BAM manages a total of $12 billion, primarily in its Atlas Global fund, and allocates some of this cash to teams of underlying portfolio managers such as Andreassen, who had been with the hedge fund in London for almost two years.
The firm, which was founded in 2001 by Dimitry Balyasny, is now turning its attention to hiring a new team of traders who will focus on pure “machine-driven” investing, rather than Andreassen’s discretionary strategy which involves plugging trade ideas into a computer which it then executes.
Andreassen left after BAM opted to focus on pure “quant” strategies, alongside its core fundamental stock-picking, the source said.
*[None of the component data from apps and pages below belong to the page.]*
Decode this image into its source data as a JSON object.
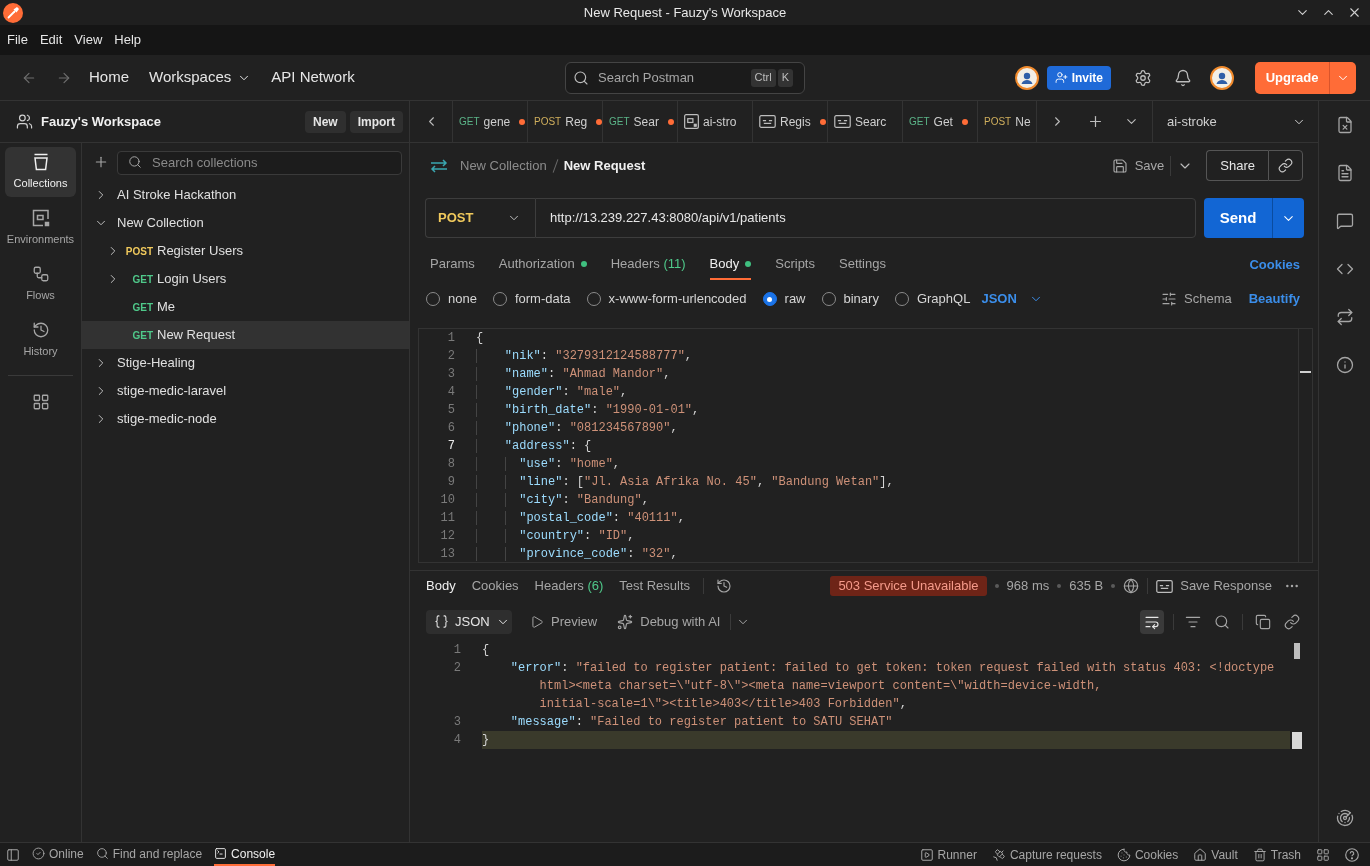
{
  "window": {
    "title": "New Request - Fauzy's Workspace"
  },
  "menu": [
    "File",
    "Edit",
    "View",
    "Help"
  ],
  "header": {
    "nav": [
      {
        "label": "Home",
        "kind": "link"
      },
      {
        "label": "Workspaces",
        "kind": "dropdown"
      },
      {
        "label": "API Network",
        "kind": "link"
      }
    ],
    "search": {
      "placeholder": "Search Postman",
      "shortcut": [
        "Ctrl",
        "K"
      ]
    },
    "invite": "Invite",
    "upgrade": "Upgrade"
  },
  "sidebar": {
    "workspace": "Fauzy's Workspace",
    "actions": [
      "New",
      "Import"
    ],
    "rail": [
      {
        "label": "Collections",
        "kind": "collections",
        "selected": true
      },
      {
        "label": "Environments",
        "kind": "environments",
        "selected": false
      },
      {
        "label": "Flows",
        "kind": "flows",
        "selected": false
      },
      {
        "label": "History",
        "kind": "history",
        "selected": false
      }
    ],
    "search": {
      "placeholder": "Search collections"
    },
    "tree": [
      {
        "kind": "collection",
        "label": "AI Stroke Hackathon",
        "expanded": false,
        "selected": false
      },
      {
        "kind": "collection",
        "label": "New Collection",
        "expanded": true,
        "selected": false,
        "children": [
          {
            "kind": "request",
            "method": "POST",
            "color": "#f0c95c",
            "label": "Register Users",
            "expanded": false,
            "selected": false
          },
          {
            "kind": "request",
            "method": "GET",
            "color": "#4fc98a",
            "label": "Login Users",
            "expanded": false,
            "selected": false
          },
          {
            "kind": "request",
            "method": "GET",
            "color": "#4fc98a",
            "label": "Me",
            "selected": false
          },
          {
            "kind": "request",
            "method": "GET",
            "color": "#4fc98a",
            "label": "New Request",
            "selected": true
          }
        ]
      },
      {
        "kind": "collection",
        "label": "Stige-Healing",
        "expanded": false,
        "selected": false
      },
      {
        "kind": "collection",
        "label": "stige-medic-laravel",
        "expanded": false,
        "selected": false
      },
      {
        "kind": "collection",
        "label": "stige-medic-node",
        "expanded": false,
        "selected": false
      }
    ]
  },
  "tabs": [
    {
      "kind": "request",
      "method": "GET",
      "color": "#5bb488",
      "label": "gene",
      "unsaved": true
    },
    {
      "kind": "request",
      "method": "POST",
      "color": "#cfae5c",
      "label": "Reg",
      "unsaved": true
    },
    {
      "kind": "request",
      "method": "GET",
      "color": "#5bb488",
      "label": "Sear",
      "unsaved": true
    },
    {
      "kind": "collection",
      "label": "ai-stro",
      "unsaved": false
    },
    {
      "kind": "example",
      "label": "Regis",
      "unsaved": true
    },
    {
      "kind": "example",
      "label": "Searc",
      "unsaved": false
    },
    {
      "kind": "request",
      "method": "GET",
      "color": "#5bb488",
      "label": "Get",
      "unsaved": true
    },
    {
      "kind": "request",
      "method": "POST",
      "color": "#cfae5c",
      "label": "Ne",
      "unsaved": false
    }
  ],
  "environment": "ai-stroke",
  "request": {
    "breadcrumb": {
      "parent": "New Collection",
      "name": "New Request"
    },
    "save": "Save",
    "share": "Share",
    "method": "POST",
    "url": "http://13.239.227.43:8080/api/v1/patients",
    "send": "Send",
    "tabs": [
      {
        "label": "Params",
        "dot": false,
        "selected": false
      },
      {
        "label": "Authorization",
        "dot": true,
        "selected": false
      },
      {
        "label": "Headers",
        "count": "(11)",
        "dot": false,
        "selected": false
      },
      {
        "label": "Body",
        "dot": true,
        "selected": true
      },
      {
        "label": "Scripts",
        "dot": false,
        "selected": false
      },
      {
        "label": "Settings",
        "dot": false,
        "selected": false
      }
    ],
    "cookies": "Cookies",
    "body_types": [
      {
        "label": "none",
        "selected": false
      },
      {
        "label": "form-data",
        "selected": false
      },
      {
        "label": "x-www-form-urlencoded",
        "selected": false
      },
      {
        "label": "raw",
        "selected": true
      },
      {
        "label": "binary",
        "selected": false
      },
      {
        "label": "GraphQL",
        "selected": false
      }
    ],
    "format": "JSON",
    "schema": "Schema",
    "beautify": "Beautify",
    "lines": [
      {
        "number": "1",
        "active": false,
        "tokens": [
          {
            "kind": "punct",
            "text": "{"
          }
        ]
      },
      {
        "number": "2",
        "active": false,
        "tokens": [
          {
            "kind": "key",
            "text": "    \"nik\""
          },
          {
            "kind": "punct",
            "text": ": "
          },
          {
            "kind": "string",
            "text": "\"3279312124588777\""
          },
          {
            "kind": "punct",
            "text": ","
          }
        ]
      },
      {
        "number": "3",
        "active": false,
        "tokens": [
          {
            "kind": "key",
            "text": "    \"name\""
          },
          {
            "kind": "punct",
            "text": ": "
          },
          {
            "kind": "string",
            "text": "\"Ahmad Mandor\""
          },
          {
            "kind": "punct",
            "text": ","
          }
        ]
      },
      {
        "number": "4",
        "active": false,
        "tokens": [
          {
            "kind": "key",
            "text": "    \"gender\""
          },
          {
            "kind": "punct",
            "text": ": "
          },
          {
            "kind": "string",
            "text": "\"male\""
          },
          {
            "kind": "punct",
            "text": ","
          }
        ]
      },
      {
        "number": "5",
        "active": false,
        "tokens": [
          {
            "kind": "key",
            "text": "    \"birth_date\""
          },
          {
            "kind": "punct",
            "text": ": "
          },
          {
            "kind": "string",
            "text": "\"1990-01-01\""
          },
          {
            "kind": "punct",
            "text": ","
          }
        ]
      },
      {
        "number": "6",
        "active": false,
        "tokens": [
          {
            "kind": "key",
            "text": "    \"phone\""
          },
          {
            "kind": "punct",
            "text": ": "
          },
          {
            "kind": "string",
            "text": "\"081234567890\""
          },
          {
            "kind": "punct",
            "text": ","
          }
        ]
      },
      {
        "number": "7",
        "active": true,
        "tokens": [
          {
            "kind": "key",
            "text": "    \"address\""
          },
          {
            "kind": "punct",
            "text": ": {"
          }
        ]
      },
      {
        "number": "8",
        "active": false,
        "tokens": [
          {
            "kind": "key",
            "text": "      \"use\""
          },
          {
            "kind": "punct",
            "text": ": "
          },
          {
            "kind": "string",
            "text": "\"home\""
          },
          {
            "kind": "punct",
            "text": ","
          }
        ]
      },
      {
        "number": "9",
        "active": false,
        "tokens": [
          {
            "kind": "key",
            "text": "      \"line\""
          },
          {
            "kind": "punct",
            "text": ": ["
          },
          {
            "kind": "string",
            "text": "\"Jl. Asia Afrika No. 45\""
          },
          {
            "kind": "punct",
            "text": ", "
          },
          {
            "kind": "string",
            "text": "\"Bandung Wetan\""
          },
          {
            "kind": "punct",
            "text": "],"
          }
        ]
      },
      {
        "number": "10",
        "active": false,
        "tokens": [
          {
            "kind": "key",
            "text": "      \"city\""
          },
          {
            "kind": "punct",
            "text": ": "
          },
          {
            "kind": "string",
            "text": "\"Bandung\""
          },
          {
            "kind": "punct",
            "text": ","
          }
        ]
      },
      {
        "number": "11",
        "active": false,
        "tokens": [
          {
            "kind": "key",
            "text": "      \"postal_code\""
          },
          {
            "kind": "punct",
            "text": ": "
          },
          {
            "kind": "string",
            "text": "\"40111\""
          },
          {
            "kind": "punct",
            "text": ","
          }
        ]
      },
      {
        "number": "12",
        "active": false,
        "tokens": [
          {
            "kind": "key",
            "text": "      \"country\""
          },
          {
            "kind": "punct",
            "text": ": "
          },
          {
            "kind": "string",
            "text": "\"ID\""
          },
          {
            "kind": "punct",
            "text": ","
          }
        ]
      },
      {
        "number": "13",
        "active": false,
        "tokens": [
          {
            "kind": "key",
            "text": "      \"province_code\""
          },
          {
            "kind": "punct",
            "text": ": "
          },
          {
            "kind": "string",
            "text": "\"32\""
          },
          {
            "kind": "punct",
            "text": ","
          }
        ]
      }
    ]
  },
  "response": {
    "tabs": [
      {
        "label": "Body",
        "selected": true
      },
      {
        "label": "Cookies",
        "selected": false
      },
      {
        "label": "Headers",
        "count": "(6)",
        "selected": false
      },
      {
        "label": "Test Results",
        "selected": false
      }
    ],
    "status": "503 Service Unavailable",
    "time": "968 ms",
    "size": "635 B",
    "save": "Save Response",
    "view": "JSON",
    "preview": "Preview",
    "debug": "Debug with AI",
    "wrap_lines": true,
    "lines": [
      {
        "number": "1",
        "highlighted": false,
        "tokens": [
          {
            "kind": "punct",
            "text": "{"
          }
        ]
      },
      {
        "number": "2",
        "highlighted": false,
        "tokens": [
          {
            "kind": "key",
            "text": "    \"error\""
          },
          {
            "kind": "punct",
            "text": ": "
          },
          {
            "kind": "string",
            "text": "\"failed to register patient: failed to get token: token request failed with status 403: <!doctype html><meta charset=\\\"utf-8\\\"><meta name=viewport content=\\\"width=device-width, initial-scale=1\\\"><title>403</title>403 Forbidden\""
          },
          {
            "kind": "punct",
            "text": ","
          }
        ]
      },
      {
        "number": "3",
        "highlighted": false,
        "tokens": [
          {
            "kind": "key",
            "text": "    \"message\""
          },
          {
            "kind": "punct",
            "text": ": "
          },
          {
            "kind": "string",
            "text": "\"Failed to register patient to SATU SEHAT\""
          }
        ]
      },
      {
        "number": "4",
        "highlighted": true,
        "tokens": [
          {
            "kind": "punct",
            "text": "}"
          }
        ]
      }
    ]
  },
  "status_bar": {
    "left": [
      {
        "kind": "online",
        "label": "Online",
        "selected": false
      },
      {
        "kind": "find",
        "label": "Find and replace",
        "selected": false
      },
      {
        "kind": "console",
        "label": "Console",
        "selected": true
      }
    ],
    "right": [
      {
        "kind": "runner",
        "label": "Runner"
      },
      {
        "kind": "capture",
        "label": "Capture requests"
      },
      {
        "kind": "cookies",
        "label": "Cookies"
      },
      {
        "kind": "vault",
        "label": "Vault"
      },
      {
        "kind": "trash",
        "label": "Trash"
      }
    ]
  }
}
BAM did not respond to requests for comment.
Hedge funds based on systematic trading programmes, driven in whole or partially by a computer, have outperformed rivals this year after many made money on an oil price fall and Britain’s EU referendum.
That has helped assets in systematic hedge funds to grow to $270 billion as of June 30, data from industry tracker Hedge Fund Research showed.
Andreassen was deregistered from the firm on July 26, Financial Conduct Authority filings showed.